Au coeur des documents
saisis au quai d’Orsay, et à la Chancellerie, figurent des notes sur
la préparation puis sur les retombées d’une rencontre à
l’Elysée le 17 mai 2005 entre Jacques Chirac et le président
Ismaël Omar Guelleh durant laquelle l’affaire Borrel est longuement abordée.

« En sortant
de son entretien avec le PR (Président de la République), IOG
(Ismaël Omar Guelleh) avait quasiment compris que cette histoire de CIJ
était une formalité et qu’après un échange de
courrier, ils (ndlr, les Djiboutiens) auraient le dossier dans les 15 jours »,
écrit notamment, le 29 juillet 2005, un membre de la direction d’Afrique
du Quai d’Orsay à son directeur.

Les deux présidents
évoquent la possibilité d’une plainte devant la Cour Internationale
de Justice (CIJ) qui sera finalement déposée par Djibouti contre
la France huit mois plus tard afin d’obtenir une copie de l’enquête
française sur la mort du juge.

Dans cette plainte, Djibouti reproche à la France la violation d’une
convention bilatérale d’entraide judiciaire en matière pénale
de septembre 1986.

Auparavant, la justice
djiboutienne avait demandé à deux reprises à la France
la transmission du dossier judiciaire sur la mort du juge Borrel, tué
en 1995 à Djibouti, sans obtenir satisfaction malgré des engagements
pris par la Chancellerie et le Quai d’Orsay. La juge Sophie Clément,
chargée du dossier, s’y était à chaque fois opposée.

Une note de l’ambassadeur
de France à Djibouti, dont l’AFP a eu copie, montre que c’est l’Etat
français qui a le premier suggéré à Djibouti d’attaquer
la France en justice pour faire plier la juge. « Ils réfléchissent
à notre idée de recours à la CIJ », écrit
le 25 juin 2005 le diplomate en rendant compte d’un entretien avec son homologue
djiboutien.

Le soutien de la
France à Djibouti transparait également dans les notes de travail
de la direction Afrique du quai d’Orsay destinées à préparer
la rencontre Chirac-Guelleh du 17 mai 2005.

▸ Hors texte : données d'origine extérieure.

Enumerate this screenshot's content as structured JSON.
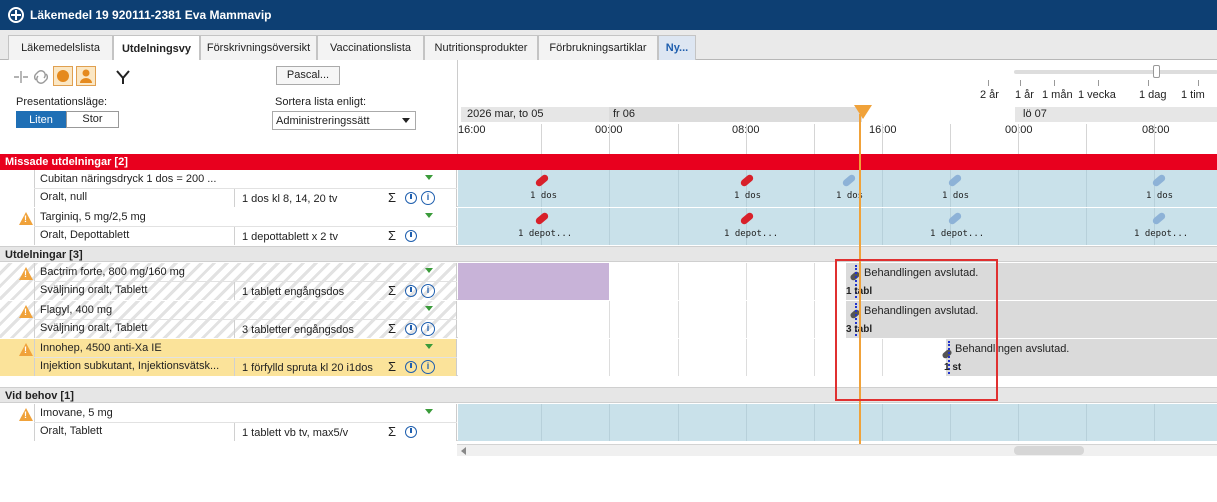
{
  "window": {
    "title": "Läkemedel 19 920111-2381 Eva Mammavip"
  },
  "tabs": [
    "Läkemedelslista",
    "Utdelningsvy",
    "Förskrivningsöversikt",
    "Vaccinationslista",
    "Nutritionsprodukter",
    "Förbrukningsartiklar",
    "Ny..."
  ],
  "toolbar": {
    "pascal_button": "Pascal...",
    "presentation_label": "Presentationsläge:",
    "size_small": "Liten",
    "size_large": "Stor",
    "sort_label": "Sortera lista enligt:",
    "sort_value": "Administreringssätt"
  },
  "scale": [
    "2 år",
    "1 år",
    "1 mån",
    "1 vecka",
    "1 dag",
    "1 tim"
  ],
  "time_header": {
    "day1": "2026 mar, to 05",
    "day2": "fr 06",
    "day3": "lö 07",
    "hours": [
      "16:00",
      "00:00",
      "08:00",
      "16:00",
      "00:00",
      "08:00"
    ]
  },
  "sections": {
    "missed": "Missade utdelningar [2]",
    "dispensings": "Utdelningar [3]",
    "as_needed": "Vid behov [1]"
  },
  "rows": [
    {
      "name": "Cubitan näringsdryck 1 dos = 200 ...",
      "route": "Oralt, null",
      "dose": "1 dos kl 8, 14, 20 tv",
      "tl_label": "1 dos"
    },
    {
      "name": "Targiniq, 5 mg/2,5 mg",
      "route": "Oralt, Depottablett",
      "dose": "1 depottablett x 2 tv",
      "tl_label": "1 depot..."
    },
    {
      "name": "Bactrim forte, 800 mg/160 mg",
      "route": "Sväljning oralt, Tablett",
      "dose": "1 tablett engångsdos",
      "tl_label": "1 tabl"
    },
    {
      "name": "Flagyl, 400 mg",
      "route": "Sväljning oralt, Tablett",
      "dose": "3 tabletter engångsdos",
      "tl_label": "3 tabl"
    },
    {
      "name": "Innohep, 4500 anti-Xa IE",
      "route": "Injektion subkutant, Injektionsvätsk...",
      "dose": "1 förfylld spruta kl 20 i1dos",
      "tl_label": "1 st"
    },
    {
      "name": "Imovane, 5 mg",
      "route": "Oralt, Tablett",
      "dose": "1 tablett vb tv, max5/v"
    }
  ],
  "treatment_ended": "Behandlingen avslutad.",
  "symbols": {
    "sigma": "Σ",
    "info": "i"
  },
  "colors": {
    "title": "#0d3f73",
    "missed": "#e8001e",
    "timeline": "#c9e1ea",
    "warning": "#f0a23a",
    "now": "#f0a23a"
  }
}
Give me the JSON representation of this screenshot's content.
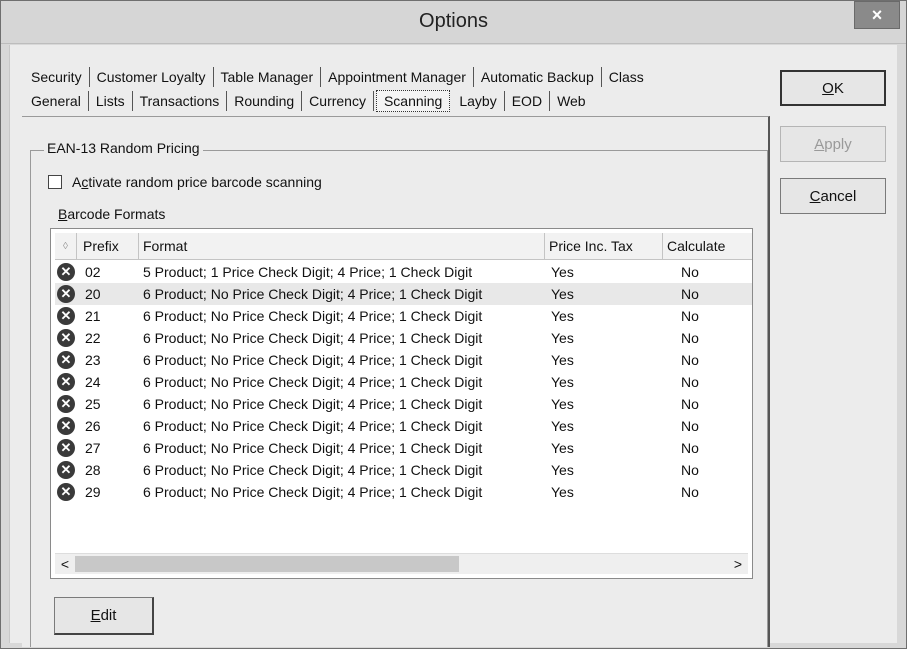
{
  "window": {
    "title": "Options",
    "close_label": "×"
  },
  "tabs": {
    "row1": [
      "Security",
      "Customer Loyalty",
      "Table Manager",
      "Appointment Manager",
      "Automatic Backup",
      "Class"
    ],
    "row2": [
      "General",
      "Lists",
      "Transactions",
      "Rounding",
      "Currency",
      "Scanning",
      "Layby",
      "EOD",
      "Web"
    ],
    "active": "Scanning"
  },
  "group": {
    "legend": "EAN-13 Random Pricing"
  },
  "checkbox": {
    "label_pre": "A",
    "label_hot": "c",
    "label_post": "tivate random price barcode scanning",
    "checked": false
  },
  "formats_label": {
    "hot": "B",
    "rest": "arcode Formats"
  },
  "grid": {
    "header": {
      "icon": "◊",
      "prefix": "Prefix",
      "format": "Format",
      "price": "Price Inc. Tax",
      "calc": "Calculate"
    },
    "rows": [
      {
        "prefix": "02",
        "format": "5 Product; 1 Price Check Digit; 4 Price; 1 Check Digit",
        "price": "Yes",
        "calc": "No"
      },
      {
        "prefix": "20",
        "format": "6 Product; No Price Check Digit; 4 Price; 1 Check Digit",
        "price": "Yes",
        "calc": "No"
      },
      {
        "prefix": "21",
        "format": "6 Product; No Price Check Digit; 4 Price; 1 Check Digit",
        "price": "Yes",
        "calc": "No"
      },
      {
        "prefix": "22",
        "format": "6 Product; No Price Check Digit; 4 Price; 1 Check Digit",
        "price": "Yes",
        "calc": "No"
      },
      {
        "prefix": "23",
        "format": "6 Product; No Price Check Digit; 4 Price; 1 Check Digit",
        "price": "Yes",
        "calc": "No"
      },
      {
        "prefix": "24",
        "format": "6 Product; No Price Check Digit; 4 Price; 1 Check Digit",
        "price": "Yes",
        "calc": "No"
      },
      {
        "prefix": "25",
        "format": "6 Product; No Price Check Digit; 4 Price; 1 Check Digit",
        "price": "Yes",
        "calc": "No"
      },
      {
        "prefix": "26",
        "format": "6 Product; No Price Check Digit; 4 Price; 1 Check Digit",
        "price": "Yes",
        "calc": "No"
      },
      {
        "prefix": "27",
        "format": "6 Product; No Price Check Digit; 4 Price; 1 Check Digit",
        "price": "Yes",
        "calc": "No"
      },
      {
        "prefix": "28",
        "format": "6 Product; No Price Check Digit; 4 Price; 1 Check Digit",
        "price": "Yes",
        "calc": "No"
      },
      {
        "prefix": "29",
        "format": "6 Product; No Price Check Digit; 4 Price; 1 Check Digit",
        "price": "Yes",
        "calc": "No"
      }
    ],
    "row_icon": "delete-circle-icon",
    "scroll_left": "<",
    "scroll_right": ">"
  },
  "buttons": {
    "ok": {
      "hot": "O",
      "rest": "K"
    },
    "apply": {
      "hot": "A",
      "rest": "pply"
    },
    "cancel": {
      "hot": "C",
      "rest": "ancel"
    },
    "edit": {
      "hot": "E",
      "rest": "dit"
    }
  }
}
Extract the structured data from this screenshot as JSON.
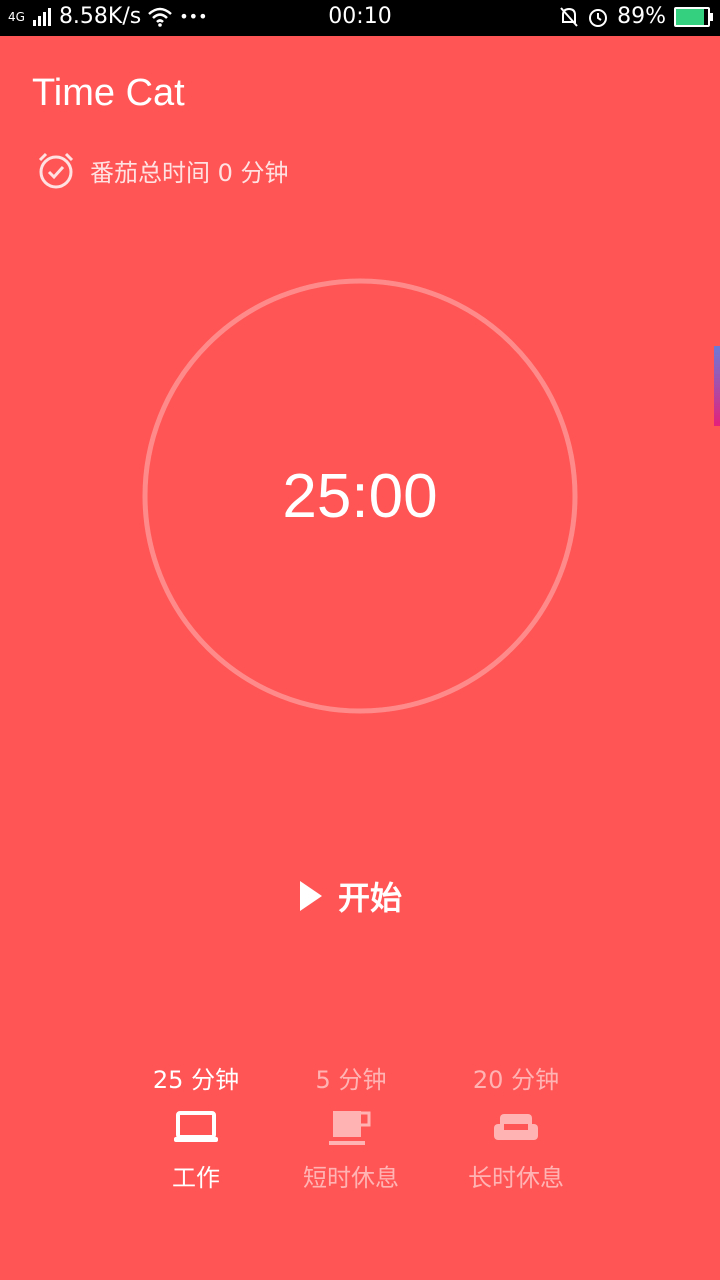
{
  "status_bar": {
    "network": "4G",
    "speed": "8.58K/s",
    "more": "•••",
    "time": "00:10",
    "battery": "89%",
    "battery_level": 0.89
  },
  "app": {
    "title": "Time Cat"
  },
  "summary": {
    "text": "番茄总时间 0 分钟"
  },
  "timer": {
    "display": "25:00"
  },
  "start_button": {
    "label": "开始"
  },
  "modes": [
    {
      "duration": "25 分钟",
      "label": "工作",
      "icon": "laptop-icon",
      "active": true
    },
    {
      "duration": "5 分钟",
      "label": "短时休息",
      "icon": "coffee-cup-icon",
      "active": false
    },
    {
      "duration": "20 分钟",
      "label": "长时休息",
      "icon": "sofa-icon",
      "active": false
    }
  ],
  "colors": {
    "background": "#ff5555",
    "ring": "#ff8a8a",
    "inactive_text": "#ffb3b3",
    "battery_fill": "#35d07f"
  }
}
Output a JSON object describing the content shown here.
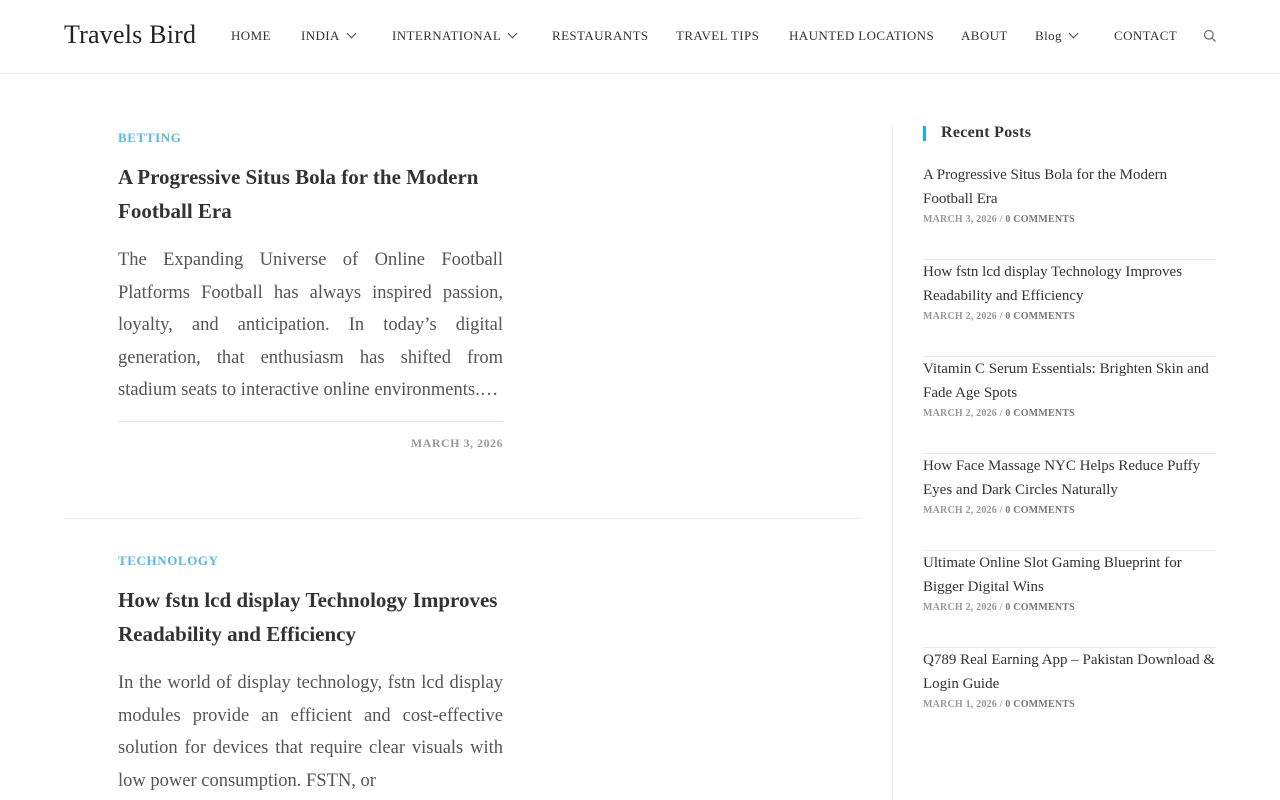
{
  "site": {
    "title": "Travels Bird"
  },
  "nav": {
    "items": [
      {
        "label": "HOME"
      },
      {
        "label": "INDIA",
        "dropdown": true
      },
      {
        "label": "INTERNATIONAL",
        "dropdown": true
      },
      {
        "label": "RESTAURANTS"
      },
      {
        "label": "TRAVEL TIPS"
      },
      {
        "label": "HAUNTED LOCATIONS"
      },
      {
        "label": "ABOUT"
      },
      {
        "label": "Blog",
        "dropdown": true
      },
      {
        "label": "CONTACT"
      }
    ],
    "search_icon": "search-icon"
  },
  "posts": [
    {
      "category": "BETTING",
      "title": "A Progressive Situs Bola for the Modern Football Era",
      "excerpt": "The Expanding Universe of Online Football Platforms Football has always inspired passion, loyalty, and anticipation. In today’s digital generation, that enthusiasm has shifted from stadium seats to interactive online environments.…",
      "date": "MARCH 3, 2026"
    },
    {
      "category": "TECHNOLOGY",
      "title": "How fstn lcd display Technology Improves Readability and Efficiency",
      "excerpt": "In the world of display technology, fstn lcd display modules provide an efficient and cost-effective solution for devices that require clear visuals with low power consumption. FSTN, or"
    }
  ],
  "sidebar": {
    "widget_title": "Recent Posts",
    "recent_posts": [
      {
        "title": "A Progressive Situs Bola for the Modern Football Era",
        "date": "MARCH 3, 2026",
        "comments": "0 COMMENTS"
      },
      {
        "title": "How fstn lcd display Technology Improves Readability and Efficiency",
        "date": "MARCH 2, 2026",
        "comments": "0 COMMENTS"
      },
      {
        "title": "Vitamin C Serum Essentials: Brighten Skin and Fade Age Spots",
        "date": "MARCH 2, 2026",
        "comments": "0 COMMENTS"
      },
      {
        "title": "How Face Massage NYC Helps Reduce Puffy Eyes and Dark Circles Naturally",
        "date": "MARCH 2, 2026",
        "comments": "0 COMMENTS"
      },
      {
        "title": "Ultimate Online Slot Gaming Blueprint for Bigger Digital Wins",
        "date": "MARCH 2, 2026",
        "comments": "0 COMMENTS"
      },
      {
        "title": "Q789  Real Earning App – Pakistan Download & Login Guide",
        "date": "MARCH 1, 2026",
        "comments": "0 COMMENTS"
      }
    ]
  },
  "colors": {
    "accent": "#13aff0",
    "category": "#55b9e4"
  }
}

« Nous sommes votre premier partenaire au développement, votre
premier partenaire commercial. Nos relations sont excellentes à tous
points de vue. Il n’existe qu’une seule ombre à ce tableau: l’affaire
Borrel », écrivent les diplomates en invitant Djibouti à
la « surmonter ».

Toujours selon des
documents auxquels l’AFP a eu accès, des conseillers de Jacques Chirac
lui proposent, dans un argumentaire, d’assurer à son homologue djiboutien
que sa « colère est parfaitement compréhensible ».

« Nous avions
pris l’engagement de vous transmettre ce dossier. Malheureusement les services
de la Chancellerie avaient mal évalué les conséquences
d’une telle transmission. M. Perben pourrait être poursuivi par Mme
Borrel pour forfaiture », poursuit l’argumentaire en assurant « que
les autorités françaises font le maximum de ce qui est en leur
pouvoir ».

Djibouti saisira
finalement la CIJ le 12 janvier 2006 afin d’obtenir la communication du dossier
Borrel et aussi l’annulation de convocations, en qualité de témoins
assistés, de hauts représentants de l’Etat djiboutien, dont
Ismaël Omar Guelleh.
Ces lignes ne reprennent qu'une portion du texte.